CSV and Character Encoding - Avoid Character Garbling with utf8 with BOM

Share on Facebook
Post by X

I am the representative, Nishimura! It's been a while since I wrote a blog.
To avoid garbled text in Excel, I added a BOM.

learningBOX is an LMS with multilingual support

Our e-learning system, learningBOX, is a multilingual LMS. learningBOX's UI is currently only available in Japanese and English, but the data of teaching materials and learners' answers are flexible enough to support not only Japanese and English, but also Chinese, Korean, Vietnamese, and other languages around the world. However, the data of teaching materials and learners' answers can be flexibly supported not only in Japanese and English but also in Chinese, Korean, Vietnamese and other languages around the world.
In fact, teaching materials created in each country's language are used in training programs for foreigners.

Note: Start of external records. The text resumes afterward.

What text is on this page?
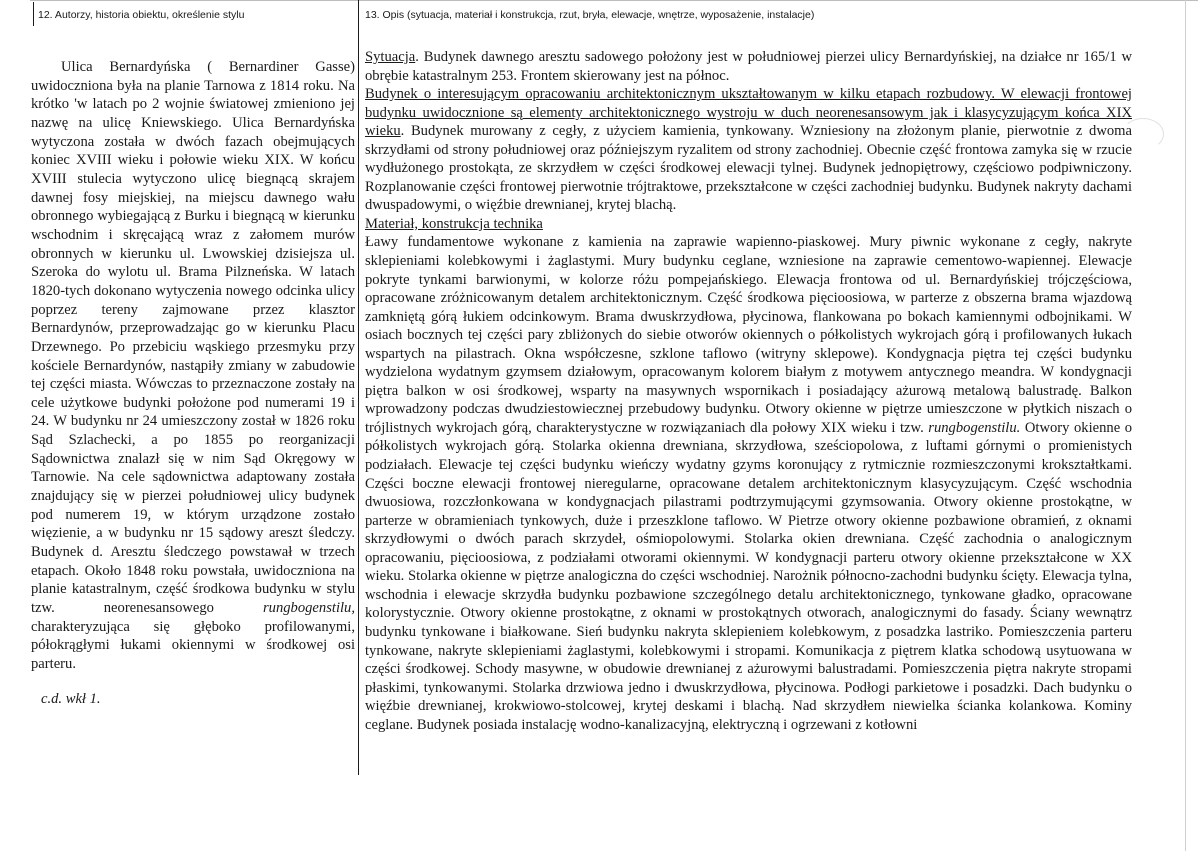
12. Autorzy, historia obiektu, określenie stylu	13. Opis (sytuacja, materiał i konstrukcja, rzut, bryła, elewacje, wnętrze, wyposażenie, instalacje)

Ulica Bernardyńska ( Bernardiner Gasse) uwidoczniona była na planie Tarnowa z 1814 roku. Na krótko 'w latach po 2 wojnie światowej zmieniono jej nazwę na ulicę Kniewskiego. Ulica Bernardyńska wytyczona została w dwóch fazach obejmujących koniec XVIII wieku i połowie wieku XIX. W końcu XVIII stulecia wytyczono ulicę biegnącą skrajem dawnej fosy miejskiej, na miejscu dawnego wału obronnego wybiegającą z Burku i biegnącą w kierunku wschodnim i skręcającą wraz z załomem murów obronnych w kierunku ul. Lwowskiej dzisiejsza ul. Szeroka do wylotu ul. Brama Pilzneńska. W latach 1820-tych dokonano wytyczenia nowego odcinka ulicy poprzez tereny zajmowane przez klasztor Bernardynów, przeprowadzając go w kierunku Placu Drzewnego. Po przebiciu wąskiego przesmyku przy kościele Bernardynów, nastąpiły zmiany w zabudowie tej części miasta. Wówczas to przeznaczone zostały na cele użytkowe budynki położone pod numerami 19 i 24. W budynku nr 24 umieszczony został w 1826 roku Sąd Szlachecki, a po 1855 po reorganizacji Sądownictwa znalazł się w nim Sąd Okręgowy w Tarnowie. Na cele sądownictwa adaptowany została znajdujący się w pierzei południowej ulicy budynek pod numerem 19, w którym urządzone zostało więzienie, a w budynku nr 15 sądowy areszt śledczy. Budynek d. Aresztu śledczego powstawał w trzech etapach. Około 1848 roku powstała, uwidoczniona na planie katastralnym, część środkowa budynku w stylu tzw. neorenesansowego	rungbogenstilu, charakteryzująca się głęboko profilowanymi, półokrągłymi łukami okiennymi w środkowej osi parteru.

c.d. wkł 1.

Sytuacja. Budynek dawnego aresztu sadowego położony jest w południowej pierzei ulicy Bernardyńskiej, na działce nr 165/1 w obrębie katastralnym 253. Frontem skierowany jest na północ.

Budynek o interesującym opracowaniu architektonicznym ukształtowanym w kilku etapach rozbudowy. W elewacji frontowej budynku uwidocznione są elementy architektonicznego wystroju w duch neorenesansowym jak i klasycyzującym końca XIX wieku. Budynek murowany z cegły, z użyciem kamienia, tynkowany. Wzniesiony na złożonym planie, pierwotnie z dwoma skrzydłami od strony południowej oraz późniejszym ryzalitem od strony zachodniej. Obecnie część frontowa zamyka się w rzucie wydłużonego prostokąta, ze skrzydłem w części środkowej elewacji tylnej. Budynek jednopiętrowy, częściowo podpiwniczony. Rozplanowanie części frontowej pierwotnie trójtraktowe, przekształcone w części zachodniej budynku. Budynek nakryty dachami dwuspadowymi, o więźbie drewnianej, krytej blachą.

Materiał, konstrukcja technika

Ławy fundamentowe wykonane z kamienia na zaprawie wapienno-piaskowej. Mury piwnic wykonane z cegły, nakryte sklepieniami kolebkowymi i żaglastymi. Mury budynku ceglane, wzniesione na zaprawie cementowo-wapiennej. Elewacje pokryte tynkami barwionymi, w kolorze różu pompejańskiego. Elewacja frontowa od ul. Bernardyńskiej trójczęściowa, opracowane zróżnicowanym detalem architektonicznym. Część środkowa pięcioosiowa, w parterze z obszerna brama wjazdową zamkniętą górą łukiem odcinkowym. Brama dwuskrzydłowa, płycinowa, flankowana po bokach kamiennymi odbojnikami. W osiach bocznych tej części pary zbliżonych do siebie otworów okiennych o półkolistych wykrojach górą i profilowanych łukach wspartych na pilastrach. Okna współczesne, szklone taflowo (witryny sklepowe). Kondygnacja piętra tej części budynku wydzielona wydatnym gzymsem działowym, opracowanym kolorem białym z motywem antycznego meandra. W kondygnacji piętra balkon w osi środkowej, wsparty na masywnych wspornikach i posiadający ażurową metalową balustradę. Balkon wprowadzony podczas dwudziestowiecznej przebudowy budynku. Otwory okienne w piętrze umieszczone w płytkich niszach o trójlistnych wykrojach górą, charakterystyczne w rozwiązaniach dla połowy XIX wieku i tzw. rungbogenstilu. Otwory okienne o półkolistych wykrojach górą. Stolarka okienna drewniana, skrzydłowa, sześciopolowa, z luftami górnymi o promienistych podziałach. Elewacje tej części budynku wieńczy wydatny gzyms koronujący z rytmicznie rozmieszczonymi krokształtkami. Części boczne elewacji frontowej nieregularne, opracowane detalem architektonicznym klasycyzującym. Część wschodnia dwuosiowa, rozczłonkowana w kondygnacjach pilastrami podtrzymującymi gzymsowania. Otwory okienne prostokątne, w parterze w obramieniach tynkowych, duże i przeszklone taflowo. W Pietrze otwory okienne pozbawione obramień, z oknami skrzydłowymi o dwóch parach skrzydeł, ośmiopolowymi. Stolarka okien drewniana. Część zachodnia o analogicznym opracowaniu, pięcioosiowa, z podziałami otworami okiennymi. W kondygnacji parteru otwory okienne przekształcone w XX wieku. Stolarka okienne w piętrze analogiczna do części wschodniej. Narożnik północno-zachodni budynku ścięty. Elewacja tylna, wschodnia i elewacje skrzydła budynku pozbawione szczególnego detalu architektonicznego, tynkowane gładko, opracowane kolorystycznie. Otwory okienne prostokątne, z oknami w prostokątnych otworach, analogicznymi do fasady. Ściany wewnątrz budynku tynkowane i białkowane. Sień budynku nakryta sklepieniem kolebkowym, z posadzka lastriko. Pomieszczenia parteru tynkowane, nakryte sklepieniami żaglastymi, kolebkowymi i stropami. Komunikacja z piętrem klatka schodową usytuowana w części środkowej. Schody masywne, w obudowie drewnianej z ażurowymi balustradami. Pomieszczenia piętra nakryte stropami płaskimi, tynkowanymi. Stolarka drzwiowa jedno i dwuskrzydłowa, płycinowa. Podłogi parkietowe i posadzki. Dach budynku o więźbie drewnianej, krokwiowo-stolcowej, krytej deskami i blachą. Nad skrzydłem niewielka ścianka kolankowa. Kominy ceglane. Budynek posiada instalację wodno-kanalizacyjną, elektryczną i ogrzewani z kotłowni
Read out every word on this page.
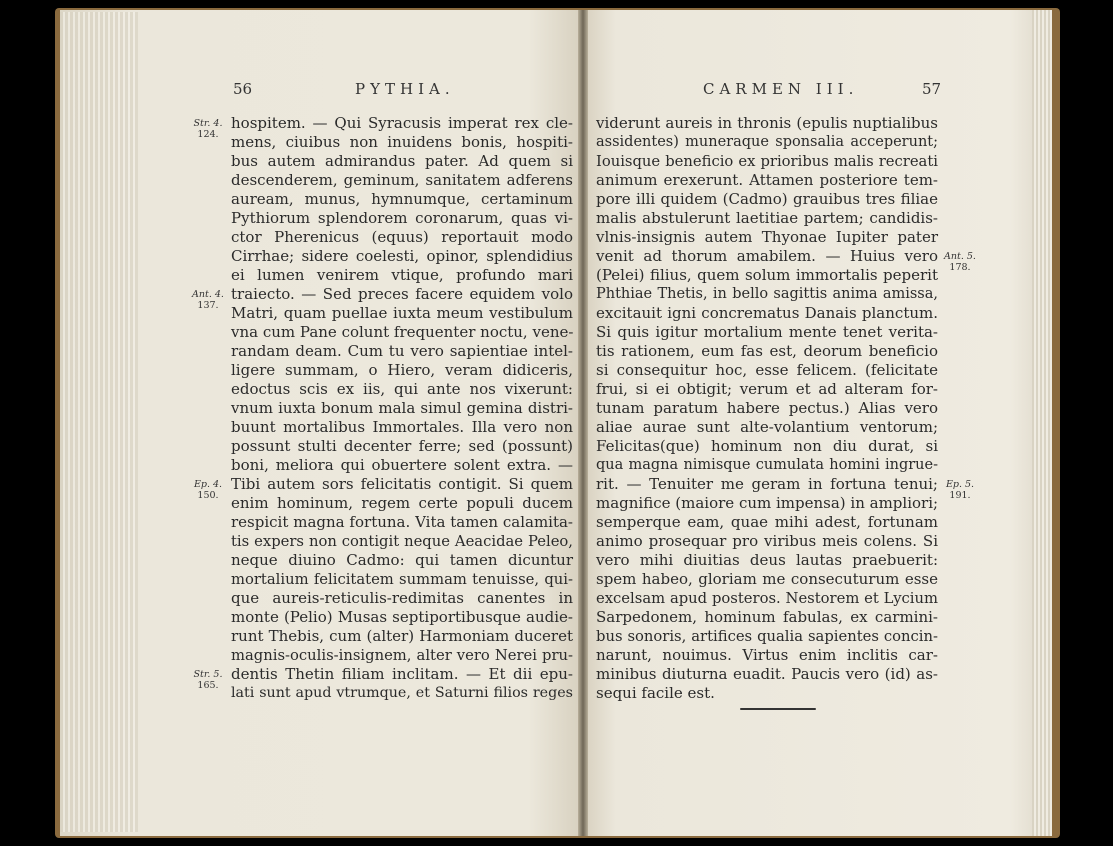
56	PYTHIA.	CARMEN III.	57
hospitem. — Qui Syracusis imperat rex cle-
mens, ciuibus non inuidens bonis, hospiti-
bus autem admirandus pater. Ad quem si
descenderem, geminum, sanitatem adferens
auream, munus, hymnumque, certaminum
Pythiorum splendorem coronarum, quas vi-
ctor Pherenicus (equus) reportauit modo
Cirrhae; sidere coelesti, opinor, splendidius
ei lumen venirem vtique, profundo mari
traiecto. — Sed preces facere equidem volo
Matri, quam puellae iuxta meum vestibulum
vna cum Pane colunt frequenter noctu, vene-
randam deam. Cum tu vero sapientiae intel-
ligere summam, o Hiero, veram didiceris,
edoctus scis ex iis, qui ante nos vixerunt:
vnum iuxta bonum mala simul gemina distri-
buunt mortalibus Immortales. Illa vero non
possunt stulti decenter ferre; sed (possunt)
boni, meliora qui obuertere solent extra. —
Tibi autem sors felicitatis contigit. Si quem
enim hominum, regem certe populi ducem
respicit magna fortuna. Vita tamen calamita-
tis expers non contigit neque Aeacidae Peleo,
neque diuino Cadmo: qui tamen dicuntur
mortalium felicitatem summam tenuisse, qui-
que aureis-reticulis-redimitas canentes in
monte (Pelio) Musas septiportibusque audie-
runt Thebis, cum (alter) Harmoniam duceret
magnis-oculis-insignem, alter vero Nerei pru-
dentis Thetin filiam inclitam. — Et dii epu-
lati sunt apud vtrumque, et Saturni filios reges
Str. 4.
124.
Ant. 4.
137.
Ep. 4.
150.
Str. 5.
165.
viderunt aureis in thronis (epulis nuptialibus
assidentes) muneraque sponsalia acceperunt;
Iouisque beneficio ex prioribus malis recreati
animum erexerunt. Attamen posteriore tem-
pore illi quidem (Cadmo) grauibus tres filiae
malis abstulerunt laetitiae partem; candidis-
vlnis-insignis autem Thyonae Iupiter pater
venit ad thorum amabilem. — Huius vero
(Pelei) filius, quem solum immortalis peperit
Phthiae Thetis, in bello sagittis anima amissa,
excitauit igni concrematus Danais planctum.
Si quis igitur mortalium mente tenet verita-
tis rationem, eum fas est, deorum beneficio
si consequitur hoc, esse felicem. (felicitate
frui, si ei obtigit; verum et ad alteram for-
tunam paratum habere pectus.) Alias vero
aliae aurae sunt alte-volantium ventorum;
Felicitas(que) hominum non diu durat, si
qua magna nimisque cumulata homini ingrue-
rit. — Tenuiter me geram in fortuna tenui;
magnifice (maiore cum impensa) in ampliori;
semperque eam, quae mihi adest, fortunam
animo prosequar pro viribus meis colens. Si
vero mihi diuitias deus lautas praebuerit:
spem habeo, gloriam me consecuturum esse
excelsam apud posteros. Nestorem et Lycium
Sarpedonem, hominum fabulas, ex carmini-
bus sonoris, artifices qualia sapientes concin-
narunt, nouimus. Virtus enim inclitis car-
minibus diuturna euadit. Paucis vero (id) as-
sequi facile est.
Ant. 5.
178.
Ep. 5.
191.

Multilingual support - e-learning

Multilingual support in CSV was incomplete.

Despite the claim of multilingual support, there was a deficiency in the CSV support. In the currently released version (2.14.28), CSV encoding is fixed to Shift_JIS (Windows-31J).
Therefore, all characters except Japanese, English, and some Chinese and Latin characters will be garbled.

CSV - garbled
Back to Contents

implemented to be able to choose UTF-8

Garbled text - e-learning

There was a proposal to switch the character encoding of CSV output from learningBOX to UTF-8, but we decided that the impact on users would be too great if we suddenly changed the specification, so we made it possible to choose between UTF-8 and Shift_JIS for the character encoding of CSV. (Default is Shift_JIS)

Back to Contents

BOM is added to prevent garbled characters in Excel

When I open a UTF-8 CSV without BOM in Excel, the characters are garbled. BOM stands for "Byte Order Mark" and indicates that the character code of the file is "UTF-8".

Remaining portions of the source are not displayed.